Die Bürgschaft des Beklagten war daher auf den der Firma bis 30.11.1994 in Höhe von S 230.000,-- eingeräumten Kredit beschränkt. In diesem Fall muss der Kredit gegenüber dem Bürgen so abgerechnet werden, als ob es in der Folge zu keiner Prolongation und zu keiner Aufstockung des Kreditverhältnisses gekommen wäre (siehe KRES 3/51).

Das Gericht betonte noch ausdrücklich, dass im vorliegenden Fall bei Einräumung des Kredites - unter Wegfall der überraschenden Klausel - eine Erweiterung des Kredites von S 230.000,-- nicht vorgesehen war. Daher kann der Beklagte als Bürge darauf bestehen, dass die in der Folge geleisteten Zahlungen im Verhältnis zum Beklagten vorrangig auf den Ende November 1994 aushaftenden Saldo anzurechnen sei. Anders wäre der Fall dann zu beurteilen, wenn bereits bei Übernahme der Teilbürgschaft im Kreditvertrag eine Krediterweiterung vorgesehen gewesen wäre. Dann müsse der Teilbürge bei nachträglicher Erweiterung der Hauptschuld die vorrangige Verrechnung von Teilzahlungen auf die Erweiterung der Hauptschuld allenfalls gegen sich gelten lassen.

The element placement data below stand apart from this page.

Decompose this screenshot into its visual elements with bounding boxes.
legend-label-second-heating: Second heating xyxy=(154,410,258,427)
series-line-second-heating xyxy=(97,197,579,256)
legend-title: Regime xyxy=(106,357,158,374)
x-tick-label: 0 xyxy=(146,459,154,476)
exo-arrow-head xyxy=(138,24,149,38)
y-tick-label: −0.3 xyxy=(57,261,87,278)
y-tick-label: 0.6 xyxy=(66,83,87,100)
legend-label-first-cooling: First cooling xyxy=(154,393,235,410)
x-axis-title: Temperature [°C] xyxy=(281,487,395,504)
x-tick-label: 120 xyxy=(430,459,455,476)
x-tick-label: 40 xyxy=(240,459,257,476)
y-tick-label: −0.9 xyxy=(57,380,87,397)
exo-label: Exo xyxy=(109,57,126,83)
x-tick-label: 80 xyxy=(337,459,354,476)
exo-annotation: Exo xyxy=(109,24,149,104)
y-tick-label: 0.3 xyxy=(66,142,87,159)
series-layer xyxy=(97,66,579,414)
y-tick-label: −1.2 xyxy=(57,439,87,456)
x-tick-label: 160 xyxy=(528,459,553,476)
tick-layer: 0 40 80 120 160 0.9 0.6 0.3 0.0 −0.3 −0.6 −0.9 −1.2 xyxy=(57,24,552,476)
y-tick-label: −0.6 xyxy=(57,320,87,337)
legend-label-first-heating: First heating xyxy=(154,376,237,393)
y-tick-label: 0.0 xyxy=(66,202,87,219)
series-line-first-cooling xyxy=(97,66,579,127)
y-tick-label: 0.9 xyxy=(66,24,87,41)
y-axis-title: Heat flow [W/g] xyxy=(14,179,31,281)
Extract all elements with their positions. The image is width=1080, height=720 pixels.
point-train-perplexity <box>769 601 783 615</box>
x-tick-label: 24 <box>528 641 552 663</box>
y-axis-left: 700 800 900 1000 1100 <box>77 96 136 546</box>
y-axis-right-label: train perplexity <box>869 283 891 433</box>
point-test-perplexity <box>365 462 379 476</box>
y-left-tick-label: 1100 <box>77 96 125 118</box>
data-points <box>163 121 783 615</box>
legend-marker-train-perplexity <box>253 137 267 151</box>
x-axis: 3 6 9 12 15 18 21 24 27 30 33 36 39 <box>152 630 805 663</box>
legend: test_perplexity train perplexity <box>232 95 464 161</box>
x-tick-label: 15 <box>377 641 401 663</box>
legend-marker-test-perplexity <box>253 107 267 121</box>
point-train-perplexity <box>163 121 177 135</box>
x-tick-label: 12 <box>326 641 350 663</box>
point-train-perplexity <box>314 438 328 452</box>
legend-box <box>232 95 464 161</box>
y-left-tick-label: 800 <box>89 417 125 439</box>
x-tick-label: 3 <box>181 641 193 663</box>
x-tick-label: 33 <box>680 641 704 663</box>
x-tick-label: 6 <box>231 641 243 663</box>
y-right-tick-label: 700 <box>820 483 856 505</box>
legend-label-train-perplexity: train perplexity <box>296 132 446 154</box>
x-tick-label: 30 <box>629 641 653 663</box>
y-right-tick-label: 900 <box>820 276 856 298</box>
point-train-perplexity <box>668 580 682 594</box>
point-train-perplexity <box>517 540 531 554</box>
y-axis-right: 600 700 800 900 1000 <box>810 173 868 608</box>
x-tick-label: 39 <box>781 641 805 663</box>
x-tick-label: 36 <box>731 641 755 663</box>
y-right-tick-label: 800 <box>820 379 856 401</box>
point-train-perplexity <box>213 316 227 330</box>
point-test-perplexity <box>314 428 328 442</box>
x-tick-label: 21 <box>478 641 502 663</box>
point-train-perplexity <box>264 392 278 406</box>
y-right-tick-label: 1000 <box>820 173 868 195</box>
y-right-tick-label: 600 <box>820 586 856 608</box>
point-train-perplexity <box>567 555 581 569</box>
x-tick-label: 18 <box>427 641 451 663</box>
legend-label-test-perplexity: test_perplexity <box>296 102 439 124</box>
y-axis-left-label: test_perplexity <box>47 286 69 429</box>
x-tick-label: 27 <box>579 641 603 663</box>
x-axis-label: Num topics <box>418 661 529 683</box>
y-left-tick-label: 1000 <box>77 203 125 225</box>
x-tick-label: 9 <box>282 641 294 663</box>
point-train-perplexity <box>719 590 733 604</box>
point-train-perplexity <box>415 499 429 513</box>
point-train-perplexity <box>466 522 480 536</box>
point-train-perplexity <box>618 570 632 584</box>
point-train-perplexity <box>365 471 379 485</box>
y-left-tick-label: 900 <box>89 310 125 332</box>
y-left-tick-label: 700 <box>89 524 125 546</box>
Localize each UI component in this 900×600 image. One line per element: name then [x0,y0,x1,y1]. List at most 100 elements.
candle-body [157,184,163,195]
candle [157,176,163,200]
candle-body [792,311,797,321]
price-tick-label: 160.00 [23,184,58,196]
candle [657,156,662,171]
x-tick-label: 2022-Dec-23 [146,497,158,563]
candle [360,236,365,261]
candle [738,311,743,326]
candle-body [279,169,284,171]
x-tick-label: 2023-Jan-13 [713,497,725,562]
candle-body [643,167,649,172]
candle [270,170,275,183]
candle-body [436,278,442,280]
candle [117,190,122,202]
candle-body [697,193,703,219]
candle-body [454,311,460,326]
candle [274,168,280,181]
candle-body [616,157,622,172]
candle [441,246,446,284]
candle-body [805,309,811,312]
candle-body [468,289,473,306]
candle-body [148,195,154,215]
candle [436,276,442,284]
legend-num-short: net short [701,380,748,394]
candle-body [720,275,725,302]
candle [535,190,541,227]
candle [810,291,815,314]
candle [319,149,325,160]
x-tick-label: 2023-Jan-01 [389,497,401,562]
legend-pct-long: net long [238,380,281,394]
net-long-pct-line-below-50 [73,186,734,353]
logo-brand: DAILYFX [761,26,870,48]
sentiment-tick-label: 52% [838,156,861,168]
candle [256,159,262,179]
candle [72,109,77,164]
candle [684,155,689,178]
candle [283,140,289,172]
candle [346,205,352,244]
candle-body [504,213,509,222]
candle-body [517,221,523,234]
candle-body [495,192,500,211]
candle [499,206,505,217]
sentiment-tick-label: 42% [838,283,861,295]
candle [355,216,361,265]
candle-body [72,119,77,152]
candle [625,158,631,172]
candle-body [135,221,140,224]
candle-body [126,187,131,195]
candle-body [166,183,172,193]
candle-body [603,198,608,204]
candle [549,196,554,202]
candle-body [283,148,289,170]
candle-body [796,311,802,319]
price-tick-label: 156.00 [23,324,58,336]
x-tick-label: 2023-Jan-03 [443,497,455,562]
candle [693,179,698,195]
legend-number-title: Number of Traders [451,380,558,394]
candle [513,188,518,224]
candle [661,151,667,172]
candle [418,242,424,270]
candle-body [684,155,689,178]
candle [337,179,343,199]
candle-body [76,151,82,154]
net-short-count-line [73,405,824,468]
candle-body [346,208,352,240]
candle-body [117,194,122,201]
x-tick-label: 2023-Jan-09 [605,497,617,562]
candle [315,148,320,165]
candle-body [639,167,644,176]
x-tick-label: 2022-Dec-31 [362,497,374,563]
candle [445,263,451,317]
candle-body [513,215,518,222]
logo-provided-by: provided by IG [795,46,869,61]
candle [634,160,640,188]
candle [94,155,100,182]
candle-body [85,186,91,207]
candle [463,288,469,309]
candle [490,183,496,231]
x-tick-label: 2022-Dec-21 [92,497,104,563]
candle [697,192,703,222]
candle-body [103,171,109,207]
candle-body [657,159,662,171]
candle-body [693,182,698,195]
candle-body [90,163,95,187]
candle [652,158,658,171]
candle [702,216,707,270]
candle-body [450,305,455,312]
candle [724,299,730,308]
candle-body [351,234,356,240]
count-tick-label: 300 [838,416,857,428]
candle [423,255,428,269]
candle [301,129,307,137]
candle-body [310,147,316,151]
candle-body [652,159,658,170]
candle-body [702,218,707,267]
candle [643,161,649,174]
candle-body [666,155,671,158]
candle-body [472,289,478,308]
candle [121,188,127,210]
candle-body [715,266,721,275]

Diese Zweifelsregel sei Ausfluss des Rechtssatzes, dass der Bürge im Falle einer Teilbürgschaft zwar für die ganze Schuld, für die er die Bürgschaft übernommen hat, jedoch nur bis zu einem bestimmten Betrag haftet. Im Fall des Eingehens einer solchen Teilbürgschaft weiß der Bürge, dass die Hauptschuld größer ist, als jener Teil für den er die Bürgschaft übernommen hat und dass sein Risiko, überhaupt als Bürge in Anspruch genommen zu werden, von der Höhe der Hauptschuld bestimmt wird. In einem solchen Fall sei es daher gerechtfertigt, Teilzahlungen eines Hauptschuldners im Zweifel zuerst auf den unverbürgten Teil der Hauptschuld anzurechnen. Im gegenständlichen Fall liege aber gerade keine Teilbürgschaft vor. Der beklagte Bürge hatte eine volle Bürgschaft über einen der Firma bis 30.11.1994 eingeräumten Kredit über S 230.000,-- übernommen. Bei Abschätzung seines Risikos, ob er überhaupt als Bürge in Anspruch genommen werden würde, durfte er von seiner Einschätzung ausgehen, ob das genannte Unternehmen als Hauptschuldnerin in der Lage sein würde einen Betrag von S 230.000,-- zur Rückführung des Kredites aufzubringen.